Les mettant en parallèle avec son livre La Mauvaise Vie, le
Front national, flairant la bonne affaire électorale, s'est
engouffré dans la brèche, alors que l'opinion est
très sensible à cette question. Sans craindre la
collusion avec le parti d'extrême droite, le porte-parole du
PS,
Benoît Hamon, a condamné les
expériences de
tourisme sexuel du ministre. Jeudi, le ton est monté d'un
cran :
Arnaud Montebourg réclame "la révocation" de
Frédéric Mitterrand jugeant "impossible" que le
président de la République et le premier ministre
puissent "maintenir en fonctions un ministre ayant agi
délibérément en violation des lois
nationales et
internationales ". Manuel Valls qualifie d'"incontestablement choquants
" et "insupportables" les écrits de
Frédéric
Mitterrand. Benoît Hamon se défend, quant
à lui,
d'avoir emboîté le pas du FN. "Le tourisme sexuel
est
injustifiable, quel que soit le récit littéraire.
Il y
aurait problème si nous abandonnions ce sujet à
l'extrême droite", a-t-il soutenu, avant d'accuser le FN de
procéder à "un amalgame entre
homosexualité et
pédophilie ". Bertrand Delanoë a
été le seul
à prendre la défense de
Frédéric Mitterrand
"face à cette offensive populiste".
Clap de fin ? Après l'intervention
télévisée du ministre de la culture,
Benoît
Hamon a lancé : "Dont acte. Frédéric
Mitterrand a
eu des déclarations extrêmement claires. C'est
incontestable." Mais, selon lui, l'affaire "laissera des traces". Le FN
continue de réclamer la démission de
Frédéric Mitterrand en jugeant les explications
"pas
crédibles." Le ministre va de nouveau livrer "sa part de
vérité " - terme qu'il a soigneusement choisi en
référence à un livre de son oncle
François
- devant les caméras de Michel Drucker dimanche.

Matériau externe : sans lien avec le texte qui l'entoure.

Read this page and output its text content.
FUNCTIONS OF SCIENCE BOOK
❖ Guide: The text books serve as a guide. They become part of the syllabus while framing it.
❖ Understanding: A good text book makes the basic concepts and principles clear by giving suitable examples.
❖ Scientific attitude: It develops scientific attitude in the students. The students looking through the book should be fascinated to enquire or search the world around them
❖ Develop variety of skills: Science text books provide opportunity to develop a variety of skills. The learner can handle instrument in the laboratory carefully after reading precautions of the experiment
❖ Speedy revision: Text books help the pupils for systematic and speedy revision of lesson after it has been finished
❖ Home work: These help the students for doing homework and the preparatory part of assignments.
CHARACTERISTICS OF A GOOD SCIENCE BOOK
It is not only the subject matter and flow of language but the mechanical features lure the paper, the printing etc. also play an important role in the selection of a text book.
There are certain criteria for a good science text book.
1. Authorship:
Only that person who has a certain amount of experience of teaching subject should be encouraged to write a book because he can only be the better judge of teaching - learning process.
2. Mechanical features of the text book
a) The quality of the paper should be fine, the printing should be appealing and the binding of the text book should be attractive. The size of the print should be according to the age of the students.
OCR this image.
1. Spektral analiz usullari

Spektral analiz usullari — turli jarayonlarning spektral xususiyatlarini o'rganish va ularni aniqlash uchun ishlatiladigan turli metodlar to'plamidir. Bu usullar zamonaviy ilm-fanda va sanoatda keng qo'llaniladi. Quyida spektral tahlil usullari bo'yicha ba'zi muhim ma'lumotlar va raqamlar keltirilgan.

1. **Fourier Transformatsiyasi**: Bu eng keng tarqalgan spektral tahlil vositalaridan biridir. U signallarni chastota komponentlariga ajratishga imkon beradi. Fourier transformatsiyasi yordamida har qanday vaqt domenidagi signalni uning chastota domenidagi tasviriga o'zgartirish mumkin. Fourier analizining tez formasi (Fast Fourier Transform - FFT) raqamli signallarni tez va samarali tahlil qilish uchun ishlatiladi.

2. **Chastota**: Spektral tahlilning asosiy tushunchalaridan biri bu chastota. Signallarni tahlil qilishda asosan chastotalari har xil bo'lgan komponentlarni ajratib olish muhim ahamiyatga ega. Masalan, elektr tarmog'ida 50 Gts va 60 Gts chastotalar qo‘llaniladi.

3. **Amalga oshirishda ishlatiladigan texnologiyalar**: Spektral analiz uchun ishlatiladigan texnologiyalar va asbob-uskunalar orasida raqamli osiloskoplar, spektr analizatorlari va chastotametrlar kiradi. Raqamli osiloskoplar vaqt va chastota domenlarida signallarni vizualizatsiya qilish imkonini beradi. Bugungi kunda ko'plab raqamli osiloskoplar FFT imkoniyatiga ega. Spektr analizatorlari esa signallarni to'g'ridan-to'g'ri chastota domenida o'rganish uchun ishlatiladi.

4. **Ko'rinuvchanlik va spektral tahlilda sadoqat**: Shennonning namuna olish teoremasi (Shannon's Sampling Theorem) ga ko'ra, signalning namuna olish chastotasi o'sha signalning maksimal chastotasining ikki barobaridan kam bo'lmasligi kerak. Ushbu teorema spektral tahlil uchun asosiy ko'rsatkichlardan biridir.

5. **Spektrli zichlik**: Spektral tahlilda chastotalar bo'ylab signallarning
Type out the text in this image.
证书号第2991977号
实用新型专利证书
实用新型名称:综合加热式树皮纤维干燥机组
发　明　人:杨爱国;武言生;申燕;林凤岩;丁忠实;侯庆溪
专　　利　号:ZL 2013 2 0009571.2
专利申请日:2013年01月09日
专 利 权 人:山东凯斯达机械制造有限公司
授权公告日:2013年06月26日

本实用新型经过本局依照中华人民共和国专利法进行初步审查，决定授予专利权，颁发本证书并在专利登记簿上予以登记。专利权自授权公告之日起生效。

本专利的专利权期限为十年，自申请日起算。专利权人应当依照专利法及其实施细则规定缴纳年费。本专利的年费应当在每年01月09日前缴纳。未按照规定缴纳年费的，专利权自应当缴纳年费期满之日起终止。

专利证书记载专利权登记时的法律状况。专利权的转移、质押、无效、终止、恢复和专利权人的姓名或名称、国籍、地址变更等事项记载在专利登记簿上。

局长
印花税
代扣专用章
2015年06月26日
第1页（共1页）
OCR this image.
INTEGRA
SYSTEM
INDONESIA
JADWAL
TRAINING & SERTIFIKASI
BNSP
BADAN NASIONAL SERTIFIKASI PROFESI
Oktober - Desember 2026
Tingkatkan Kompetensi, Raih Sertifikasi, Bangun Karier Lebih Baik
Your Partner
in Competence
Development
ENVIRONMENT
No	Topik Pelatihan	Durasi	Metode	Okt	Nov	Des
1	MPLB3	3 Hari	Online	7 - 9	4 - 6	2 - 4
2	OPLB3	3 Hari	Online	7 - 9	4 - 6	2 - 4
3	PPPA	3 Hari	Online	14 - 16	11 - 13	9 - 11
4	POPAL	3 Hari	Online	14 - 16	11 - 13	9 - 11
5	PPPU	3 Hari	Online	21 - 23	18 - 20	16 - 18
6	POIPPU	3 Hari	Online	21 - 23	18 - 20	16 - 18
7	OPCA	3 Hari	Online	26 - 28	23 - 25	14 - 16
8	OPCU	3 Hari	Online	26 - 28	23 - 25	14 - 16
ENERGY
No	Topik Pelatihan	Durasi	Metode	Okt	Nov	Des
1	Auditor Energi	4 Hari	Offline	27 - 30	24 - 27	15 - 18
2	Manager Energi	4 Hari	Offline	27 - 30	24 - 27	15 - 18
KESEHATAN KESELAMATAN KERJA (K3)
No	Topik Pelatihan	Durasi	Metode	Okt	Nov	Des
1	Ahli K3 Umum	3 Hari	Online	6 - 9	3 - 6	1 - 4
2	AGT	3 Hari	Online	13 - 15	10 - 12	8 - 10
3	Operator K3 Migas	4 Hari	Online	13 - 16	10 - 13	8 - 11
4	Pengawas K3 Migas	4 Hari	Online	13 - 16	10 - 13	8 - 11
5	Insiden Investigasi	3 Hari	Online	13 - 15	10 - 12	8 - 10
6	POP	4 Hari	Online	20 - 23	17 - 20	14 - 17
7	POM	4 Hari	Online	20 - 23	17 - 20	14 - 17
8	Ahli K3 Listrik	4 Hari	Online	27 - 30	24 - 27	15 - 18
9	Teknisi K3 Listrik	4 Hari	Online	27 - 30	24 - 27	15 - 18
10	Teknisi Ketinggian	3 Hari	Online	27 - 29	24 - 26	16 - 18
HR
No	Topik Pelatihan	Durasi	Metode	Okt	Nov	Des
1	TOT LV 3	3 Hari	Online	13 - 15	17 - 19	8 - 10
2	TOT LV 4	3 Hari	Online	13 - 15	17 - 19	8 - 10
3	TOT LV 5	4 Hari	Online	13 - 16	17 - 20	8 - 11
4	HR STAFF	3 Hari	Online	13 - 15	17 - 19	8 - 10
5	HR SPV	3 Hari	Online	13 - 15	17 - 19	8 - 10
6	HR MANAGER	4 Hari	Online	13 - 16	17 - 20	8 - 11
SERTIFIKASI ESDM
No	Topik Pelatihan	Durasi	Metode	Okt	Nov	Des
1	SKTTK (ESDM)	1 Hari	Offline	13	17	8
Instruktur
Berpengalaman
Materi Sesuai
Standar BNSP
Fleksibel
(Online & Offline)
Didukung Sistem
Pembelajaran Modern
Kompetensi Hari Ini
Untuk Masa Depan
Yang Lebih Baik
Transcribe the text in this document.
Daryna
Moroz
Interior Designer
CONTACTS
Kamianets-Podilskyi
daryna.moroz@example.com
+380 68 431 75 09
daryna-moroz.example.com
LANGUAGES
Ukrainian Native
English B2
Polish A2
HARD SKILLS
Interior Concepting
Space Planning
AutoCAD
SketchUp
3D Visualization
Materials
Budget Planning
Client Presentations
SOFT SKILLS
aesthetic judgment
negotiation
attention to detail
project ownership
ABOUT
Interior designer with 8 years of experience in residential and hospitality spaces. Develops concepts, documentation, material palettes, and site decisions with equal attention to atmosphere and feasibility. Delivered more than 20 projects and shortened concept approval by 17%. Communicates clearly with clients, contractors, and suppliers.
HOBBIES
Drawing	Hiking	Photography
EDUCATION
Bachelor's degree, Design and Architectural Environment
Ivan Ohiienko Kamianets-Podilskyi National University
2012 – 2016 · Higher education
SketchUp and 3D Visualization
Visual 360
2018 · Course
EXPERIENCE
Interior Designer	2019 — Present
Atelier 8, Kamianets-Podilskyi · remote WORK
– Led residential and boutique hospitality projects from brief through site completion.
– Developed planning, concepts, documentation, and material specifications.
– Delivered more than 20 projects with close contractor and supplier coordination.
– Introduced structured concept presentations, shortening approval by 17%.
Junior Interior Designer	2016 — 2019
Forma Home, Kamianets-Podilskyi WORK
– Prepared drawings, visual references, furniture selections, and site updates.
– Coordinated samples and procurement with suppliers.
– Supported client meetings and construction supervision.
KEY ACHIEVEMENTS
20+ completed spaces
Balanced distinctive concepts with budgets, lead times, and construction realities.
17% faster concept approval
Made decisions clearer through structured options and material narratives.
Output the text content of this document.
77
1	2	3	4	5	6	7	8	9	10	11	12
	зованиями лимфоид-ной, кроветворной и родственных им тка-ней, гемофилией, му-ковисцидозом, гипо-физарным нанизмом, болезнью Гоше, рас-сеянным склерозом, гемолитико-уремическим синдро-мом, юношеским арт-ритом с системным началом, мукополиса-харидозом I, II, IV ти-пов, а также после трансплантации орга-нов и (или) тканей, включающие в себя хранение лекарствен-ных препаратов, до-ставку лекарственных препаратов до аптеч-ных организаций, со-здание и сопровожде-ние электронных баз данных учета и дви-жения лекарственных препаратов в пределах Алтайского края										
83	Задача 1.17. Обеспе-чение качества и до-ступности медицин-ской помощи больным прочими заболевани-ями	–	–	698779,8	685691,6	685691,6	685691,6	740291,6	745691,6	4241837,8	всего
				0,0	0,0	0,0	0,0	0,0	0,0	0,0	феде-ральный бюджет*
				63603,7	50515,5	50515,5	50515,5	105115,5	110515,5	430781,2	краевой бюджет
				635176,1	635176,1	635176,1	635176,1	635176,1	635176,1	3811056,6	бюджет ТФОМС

L'Elysée espère avoir réussi
l'opération de
sauvetage. Soucieux de défendre cette prise de l'ouverture,
au
nom magique, M. Sarkozy avait demandé, jeudi matin,
à son
gouvernement, ainsi qu'au patron de l'UMP de faire bloc pour
défendre le neveu de François Mitterrand. Toute
la
journée, les ministres avaient appelé
à la
"décence" les accusateurs, ramenant les faits à
"une
affaire privée et personnelle". La majorité,
visiblement
mal à l'aise, est restée étonnement
soudée
et silencieuse. Même le très conservateur
Hervé
Mariton a préféré la mesure. "On peut
imaginer
qu'on est là encore dans un contexte de licence
poétique,
a soufflé le député, s'autorisant tout
juste une
réflexion sur l'ouverture. Cela met en évidence
les
limites de l'ouverture conçue comme une logique de casting."
Pour Nicolas Sarkozy, la polémique autour de
Frédéric Mitterrand ne devait pas remettre en
question
l'ouverture qui reste pour lui "un mouvement perpétuel".